Keine Win-Win-Situation für England vergangenes Wochenende. Zweimal Weltmeister der Herzen geworden, wobei dieses Schicksal mit viel Glück noch zur Modifikation erzwungen werden könnte. Beide Ereignisse waren definitiv super spannend. Im Rugby hat mir England gefallen. Sehr schade, dass der Try nicht gezählt hätte, das hätte das Ganze noch einmal enorm intensiviert. Das Spiel sah ich in einer Sportsbar, die gutes Essen serviert hat. Alles ganz angenehm, verstehse! In Begleitung eines patriotischen Engländers musste meine schwache Sympathie für die Springbocks verstummen. Außerdem wollte ich in Egham keine Tränen sehen, deshalb war England letztlich mein Favorit. Fazit des Abends: Peter wird kein Rugby mehr schauen, weil er glaubt, dass England genau dann verliert, wenn er vor der Leinwand dabei ist. Im Spiel selbst habe ich auch keinen Unterschied gesehen, wahrscheinlich hat er wirklich das Schicksal durch seine Präsenz beeinflusst.
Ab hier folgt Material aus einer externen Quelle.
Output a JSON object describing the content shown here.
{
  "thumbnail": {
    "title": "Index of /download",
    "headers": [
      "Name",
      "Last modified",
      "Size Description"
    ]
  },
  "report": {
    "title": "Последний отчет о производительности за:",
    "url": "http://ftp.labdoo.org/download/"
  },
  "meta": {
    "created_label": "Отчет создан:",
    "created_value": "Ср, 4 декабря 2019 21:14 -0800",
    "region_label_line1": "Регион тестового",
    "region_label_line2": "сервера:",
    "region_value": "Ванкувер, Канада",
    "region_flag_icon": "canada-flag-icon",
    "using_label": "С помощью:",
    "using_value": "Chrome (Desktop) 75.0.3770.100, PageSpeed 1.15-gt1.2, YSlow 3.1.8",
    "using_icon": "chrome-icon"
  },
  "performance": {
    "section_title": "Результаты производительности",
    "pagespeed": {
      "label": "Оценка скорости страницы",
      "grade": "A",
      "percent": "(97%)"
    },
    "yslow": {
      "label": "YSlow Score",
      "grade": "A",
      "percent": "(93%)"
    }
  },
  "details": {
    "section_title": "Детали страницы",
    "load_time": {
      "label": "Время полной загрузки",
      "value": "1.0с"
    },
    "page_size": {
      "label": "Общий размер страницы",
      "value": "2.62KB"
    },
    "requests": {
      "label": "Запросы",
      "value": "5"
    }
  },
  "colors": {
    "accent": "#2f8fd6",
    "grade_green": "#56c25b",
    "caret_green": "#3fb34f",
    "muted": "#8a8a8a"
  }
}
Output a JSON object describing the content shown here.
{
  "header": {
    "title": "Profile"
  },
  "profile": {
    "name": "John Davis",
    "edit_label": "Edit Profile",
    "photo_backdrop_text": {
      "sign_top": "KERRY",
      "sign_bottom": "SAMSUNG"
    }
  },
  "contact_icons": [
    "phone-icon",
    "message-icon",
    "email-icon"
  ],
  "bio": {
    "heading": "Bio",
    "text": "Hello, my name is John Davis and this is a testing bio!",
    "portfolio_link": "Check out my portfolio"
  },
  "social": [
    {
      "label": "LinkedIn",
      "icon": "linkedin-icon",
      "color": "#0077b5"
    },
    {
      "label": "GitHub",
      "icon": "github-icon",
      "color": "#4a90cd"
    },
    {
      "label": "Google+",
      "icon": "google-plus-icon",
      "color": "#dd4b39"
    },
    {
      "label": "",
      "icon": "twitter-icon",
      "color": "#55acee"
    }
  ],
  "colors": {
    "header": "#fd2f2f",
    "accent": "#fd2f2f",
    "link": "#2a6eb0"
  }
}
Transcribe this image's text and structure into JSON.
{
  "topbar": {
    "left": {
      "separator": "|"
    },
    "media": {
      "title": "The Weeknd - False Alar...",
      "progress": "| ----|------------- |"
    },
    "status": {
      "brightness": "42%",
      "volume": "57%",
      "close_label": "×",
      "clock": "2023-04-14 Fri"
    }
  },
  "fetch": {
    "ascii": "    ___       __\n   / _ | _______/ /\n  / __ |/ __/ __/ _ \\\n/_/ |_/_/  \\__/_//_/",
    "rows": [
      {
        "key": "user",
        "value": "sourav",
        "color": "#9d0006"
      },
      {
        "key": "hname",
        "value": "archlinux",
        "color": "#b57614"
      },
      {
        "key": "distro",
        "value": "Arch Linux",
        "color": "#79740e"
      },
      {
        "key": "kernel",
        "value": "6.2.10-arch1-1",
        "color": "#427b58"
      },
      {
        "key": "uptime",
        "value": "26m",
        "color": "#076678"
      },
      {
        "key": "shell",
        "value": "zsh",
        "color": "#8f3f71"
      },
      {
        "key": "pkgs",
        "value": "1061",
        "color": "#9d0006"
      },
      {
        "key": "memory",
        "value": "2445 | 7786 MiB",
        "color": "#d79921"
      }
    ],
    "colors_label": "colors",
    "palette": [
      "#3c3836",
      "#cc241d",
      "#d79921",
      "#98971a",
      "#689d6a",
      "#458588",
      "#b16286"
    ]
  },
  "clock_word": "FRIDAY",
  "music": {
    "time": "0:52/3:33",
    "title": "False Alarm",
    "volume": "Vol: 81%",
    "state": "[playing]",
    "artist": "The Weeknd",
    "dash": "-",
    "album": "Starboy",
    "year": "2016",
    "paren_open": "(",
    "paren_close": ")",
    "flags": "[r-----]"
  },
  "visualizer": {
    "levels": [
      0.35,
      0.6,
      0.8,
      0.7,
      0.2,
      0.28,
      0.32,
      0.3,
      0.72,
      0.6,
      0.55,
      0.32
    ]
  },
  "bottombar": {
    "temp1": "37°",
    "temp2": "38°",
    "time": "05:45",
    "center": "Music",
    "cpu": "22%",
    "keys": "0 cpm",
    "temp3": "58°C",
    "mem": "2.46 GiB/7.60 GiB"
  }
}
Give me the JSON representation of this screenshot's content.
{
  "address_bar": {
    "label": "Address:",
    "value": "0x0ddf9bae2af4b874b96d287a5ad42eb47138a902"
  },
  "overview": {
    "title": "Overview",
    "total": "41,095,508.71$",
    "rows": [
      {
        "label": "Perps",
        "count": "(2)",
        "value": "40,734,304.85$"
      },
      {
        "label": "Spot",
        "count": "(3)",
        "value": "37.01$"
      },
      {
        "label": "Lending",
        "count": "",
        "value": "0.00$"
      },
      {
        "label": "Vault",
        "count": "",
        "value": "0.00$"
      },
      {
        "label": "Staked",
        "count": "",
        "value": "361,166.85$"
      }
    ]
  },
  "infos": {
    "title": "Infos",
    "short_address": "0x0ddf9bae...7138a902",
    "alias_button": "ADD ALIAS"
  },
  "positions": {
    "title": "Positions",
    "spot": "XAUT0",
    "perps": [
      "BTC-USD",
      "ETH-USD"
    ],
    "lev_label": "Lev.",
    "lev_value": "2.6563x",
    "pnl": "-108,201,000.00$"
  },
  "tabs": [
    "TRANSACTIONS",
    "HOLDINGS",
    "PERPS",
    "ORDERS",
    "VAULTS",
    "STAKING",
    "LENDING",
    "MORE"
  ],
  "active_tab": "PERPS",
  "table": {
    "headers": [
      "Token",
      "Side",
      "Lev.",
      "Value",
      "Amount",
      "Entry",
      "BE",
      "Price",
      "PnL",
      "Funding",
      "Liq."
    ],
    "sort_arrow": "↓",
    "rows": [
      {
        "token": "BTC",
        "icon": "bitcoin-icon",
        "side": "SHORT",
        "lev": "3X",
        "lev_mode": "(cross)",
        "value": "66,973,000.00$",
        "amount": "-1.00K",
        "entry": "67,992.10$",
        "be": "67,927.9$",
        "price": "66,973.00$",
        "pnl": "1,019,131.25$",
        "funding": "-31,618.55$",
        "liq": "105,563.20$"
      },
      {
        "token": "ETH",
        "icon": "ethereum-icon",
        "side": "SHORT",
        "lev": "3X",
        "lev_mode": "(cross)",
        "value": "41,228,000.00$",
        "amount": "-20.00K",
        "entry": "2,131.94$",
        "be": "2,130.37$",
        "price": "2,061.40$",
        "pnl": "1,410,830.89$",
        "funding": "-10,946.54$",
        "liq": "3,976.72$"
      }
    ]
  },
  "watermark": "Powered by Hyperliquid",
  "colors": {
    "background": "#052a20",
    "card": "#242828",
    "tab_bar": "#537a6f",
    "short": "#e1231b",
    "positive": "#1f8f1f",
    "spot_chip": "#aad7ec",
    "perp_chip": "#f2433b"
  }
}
Genüßlich war die Fahrt in seinem Wagen auf Wiens Straßen. Flexibel und proaktiv durch lange Einbahnstraßen suchten wir den schnellsten Weg zu einem Pub. Dies verleitete uns, in ein Parkhaus zu fahren, welches nach bester Methode die Kunden von etliche Konsumgedanken befreit. Hinter her ist man ärmer, dafür aber street wiser.